米政府の決定は国際的な価値観に反した“危険な前例”

ファーウェイ 輪番会長兼取締役副会長の胡厚崑(ケン・フー)氏 (ファーウェイ提供)

 ファーウェイ 輪番会長兼取締役副会長の胡厚崑(ケン・フー)氏がドイツで開催された国際会議「国家サイバーセキュリティ ポツダム会議」に出席、米国を中心としたファーウェイ排除の動きに対して、「ベルリンの壁」の跡地に建つ会場を引き合いに出しながら「もう壁を作ってはならない」と訴えた。

 ケン・フー氏は一連の米国の対応を「根拠のない嫌疑」「正当化できない行為」と批判。「欧州ではスマートフォンユーザーの約3/4がAndroidスマートフォンを使用し、ファーウェイは20%のシェアを占めている。このような(米国企業とファーウェイの取引を禁止する)無謀な決定は、欧州のユーザーと企業に甚大な損害をもたらす」とする。

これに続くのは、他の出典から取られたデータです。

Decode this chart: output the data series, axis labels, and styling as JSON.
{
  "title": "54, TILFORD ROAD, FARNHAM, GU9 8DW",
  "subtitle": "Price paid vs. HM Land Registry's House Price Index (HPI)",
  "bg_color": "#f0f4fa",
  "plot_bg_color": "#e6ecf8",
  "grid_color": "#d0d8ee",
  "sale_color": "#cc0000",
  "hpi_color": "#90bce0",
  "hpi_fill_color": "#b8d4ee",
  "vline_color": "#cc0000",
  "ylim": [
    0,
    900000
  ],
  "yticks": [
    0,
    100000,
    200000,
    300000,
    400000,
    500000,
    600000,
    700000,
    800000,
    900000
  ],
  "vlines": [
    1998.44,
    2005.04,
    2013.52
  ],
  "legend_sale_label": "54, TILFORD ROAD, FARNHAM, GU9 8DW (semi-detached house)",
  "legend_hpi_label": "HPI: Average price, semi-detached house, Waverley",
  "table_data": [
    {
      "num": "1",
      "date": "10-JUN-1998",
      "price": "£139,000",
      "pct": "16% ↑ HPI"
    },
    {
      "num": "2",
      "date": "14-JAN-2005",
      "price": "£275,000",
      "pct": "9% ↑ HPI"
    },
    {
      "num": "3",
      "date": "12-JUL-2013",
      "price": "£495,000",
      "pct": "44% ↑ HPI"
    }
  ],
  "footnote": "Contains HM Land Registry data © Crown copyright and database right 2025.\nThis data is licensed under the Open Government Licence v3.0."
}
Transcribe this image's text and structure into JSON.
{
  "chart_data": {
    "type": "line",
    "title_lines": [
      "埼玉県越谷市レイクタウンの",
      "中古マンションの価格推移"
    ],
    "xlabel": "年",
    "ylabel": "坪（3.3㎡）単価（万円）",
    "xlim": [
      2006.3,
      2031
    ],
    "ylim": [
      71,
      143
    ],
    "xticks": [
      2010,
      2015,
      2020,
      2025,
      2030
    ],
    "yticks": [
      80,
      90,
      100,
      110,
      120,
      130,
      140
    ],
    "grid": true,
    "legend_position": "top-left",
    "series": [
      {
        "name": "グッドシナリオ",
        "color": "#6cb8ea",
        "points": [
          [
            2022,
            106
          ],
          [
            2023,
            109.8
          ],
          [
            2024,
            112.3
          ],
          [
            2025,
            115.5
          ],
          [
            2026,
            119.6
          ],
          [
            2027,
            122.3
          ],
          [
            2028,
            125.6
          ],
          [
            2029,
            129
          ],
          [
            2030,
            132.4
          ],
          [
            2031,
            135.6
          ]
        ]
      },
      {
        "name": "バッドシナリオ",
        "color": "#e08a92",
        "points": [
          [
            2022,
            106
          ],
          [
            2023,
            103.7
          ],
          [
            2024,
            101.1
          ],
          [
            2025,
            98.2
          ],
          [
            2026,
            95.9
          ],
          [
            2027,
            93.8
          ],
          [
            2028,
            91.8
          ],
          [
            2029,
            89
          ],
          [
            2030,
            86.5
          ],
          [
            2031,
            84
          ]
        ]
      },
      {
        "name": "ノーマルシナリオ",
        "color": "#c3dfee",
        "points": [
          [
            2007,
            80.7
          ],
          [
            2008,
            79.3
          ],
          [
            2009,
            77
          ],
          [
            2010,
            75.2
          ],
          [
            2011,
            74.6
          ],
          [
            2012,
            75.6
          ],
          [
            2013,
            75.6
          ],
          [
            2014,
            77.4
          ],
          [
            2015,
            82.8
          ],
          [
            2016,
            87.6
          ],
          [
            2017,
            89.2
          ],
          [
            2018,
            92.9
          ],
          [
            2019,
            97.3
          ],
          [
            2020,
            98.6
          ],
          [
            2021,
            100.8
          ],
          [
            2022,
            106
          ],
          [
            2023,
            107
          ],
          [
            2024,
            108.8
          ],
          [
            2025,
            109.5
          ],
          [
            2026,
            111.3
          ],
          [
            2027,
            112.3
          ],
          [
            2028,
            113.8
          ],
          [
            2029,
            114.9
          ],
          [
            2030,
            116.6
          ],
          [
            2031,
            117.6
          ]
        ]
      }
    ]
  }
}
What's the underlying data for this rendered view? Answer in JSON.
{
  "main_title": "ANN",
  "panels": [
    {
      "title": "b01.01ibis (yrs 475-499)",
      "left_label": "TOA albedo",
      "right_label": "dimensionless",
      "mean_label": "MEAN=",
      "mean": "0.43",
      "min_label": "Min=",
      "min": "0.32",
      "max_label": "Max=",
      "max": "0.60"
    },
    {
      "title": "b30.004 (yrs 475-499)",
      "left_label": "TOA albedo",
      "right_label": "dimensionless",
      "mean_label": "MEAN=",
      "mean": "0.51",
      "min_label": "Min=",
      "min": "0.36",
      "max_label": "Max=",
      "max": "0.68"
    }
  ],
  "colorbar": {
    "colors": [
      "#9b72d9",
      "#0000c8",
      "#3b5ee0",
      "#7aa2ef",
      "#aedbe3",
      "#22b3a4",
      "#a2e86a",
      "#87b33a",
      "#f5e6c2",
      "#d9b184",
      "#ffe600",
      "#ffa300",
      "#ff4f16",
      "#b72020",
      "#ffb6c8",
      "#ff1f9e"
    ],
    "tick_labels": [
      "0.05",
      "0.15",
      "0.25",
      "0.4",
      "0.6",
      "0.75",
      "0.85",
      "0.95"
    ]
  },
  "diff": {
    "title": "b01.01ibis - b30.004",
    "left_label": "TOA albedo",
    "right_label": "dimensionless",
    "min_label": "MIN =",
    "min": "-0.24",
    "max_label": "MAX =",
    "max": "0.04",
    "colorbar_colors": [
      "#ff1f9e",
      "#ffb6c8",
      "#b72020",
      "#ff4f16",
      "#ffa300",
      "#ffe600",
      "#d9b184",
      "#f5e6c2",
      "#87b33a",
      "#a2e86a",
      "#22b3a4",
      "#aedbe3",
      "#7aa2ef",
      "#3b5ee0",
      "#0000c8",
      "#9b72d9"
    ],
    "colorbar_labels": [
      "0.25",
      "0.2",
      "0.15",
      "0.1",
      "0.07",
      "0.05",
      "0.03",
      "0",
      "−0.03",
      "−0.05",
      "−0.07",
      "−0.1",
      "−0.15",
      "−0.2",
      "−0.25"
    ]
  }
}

 また、今回の米国の対応は「国際的なビジネスコミュニティの価値観に反するもでので、危険な前例を作ることになる。グローバルサプライチェーンを分断し、公正な市場競争を阻害する。我々がともに抗議の声をあげなければ、 この先同じことがどの産業、どの企業でも起こりうる 」と警鐘を鳴らす。

 同氏は「ベルリンの壁」が人類にとって痛ましい経験で繰り返すべきではないとした上で、「貿易においてもテクノロジーにおいても新たな壁を作ることは望ましくない。必要なのは融合したグローバルなエコシステムで、それにより技術革新を迅速に、経済成長を力強く実現できる」と語り、移民や貿易などさまざまな分野で「壁」を強化する米国の政策を批判した。

背景

 米中貿易摩擦が激化する中、5月に入ると、米国がファーウェイへの事実上の禁輸措置を決定。それまでの、インフラへの採用を見合わせるよう同盟各国に圧力をかけていた段階から、一気に世界中のユーザーに影響が及ぶ事態にまで発展している。

 一方、インフラへのファーウェイ排除の圧力に応じたのは日本やオーストラリアなど一部にとどまり、欧州の主要国は米国に同調していないほか、ドイツは米国の“干渉”に強く反発している。